またしても振動する携帯にハッと目を覚ます。
ジャージのポケットから転がって床に落ちた鈴ちゃんの携帯が着信を知らせて光っていた。
画面に映るのは、彼女の兄の名。
俺は躊躇わずそれに出た。
「っ鈴!メール気付かなくてスマン。大丈夫だったか?」
笑いそうになるのを必死で堪え、狼狽えるクロに言ってやった。
「鈴ちゃんなら俺の膝の上でスヤスヤ眠ってるぜ?」
「……あ?…エッ、誰?夜久?……えっ、え?どういうことだッ?」
我慢できずに笑う。クロ、慌て過ぎ。
思いっきり笑ったせいで鈴ちゃんも起こしてしまったみたいだし、そろそろ部屋に戻るとしようか。

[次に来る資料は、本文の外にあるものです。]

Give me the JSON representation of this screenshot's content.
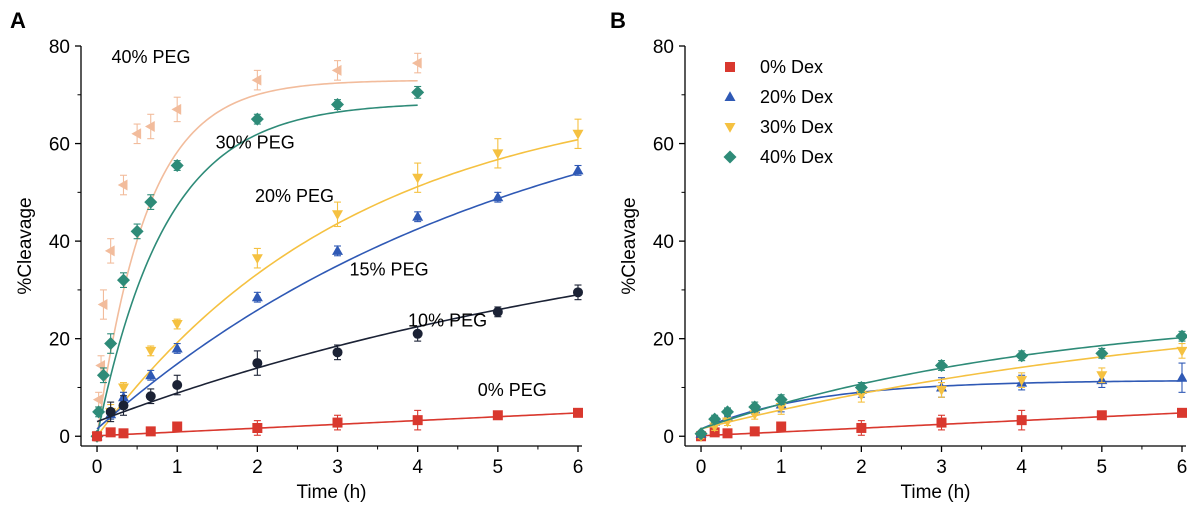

「クロ、あんましぼやっとしてると、いつか本当に取られちまうぜ?」
「やっくんまで敵なのかよ…勘弁してくれ」
「敵じゃねえよ。俺はただ鈴ちゃんの味方なだけ。じゃあな、切るぞ」
やや一方的にだが話を締め括り、終話ボタンを押した。
勝手に電話に出た事を謝りつつ持ち主へと携帯を返す。
鈴ちゃんは何とも思ってない様子でこくりとひとつ頷いてそのまま大きなあくびをした。
その顔色は昨日と比べると大分良くなった気がする。
「…んじゃ、戻ろっか」
さっきまで触れていたぬくもりも、柔らかな髪の感触も隙だらけの寝顔も汗の匂いさえも、きっと後で一人思い出しては苦しくなるんだ。
恋と呼べないこの気持ちを胸の奥に隠したまま、俺は笑って君の手を引いた。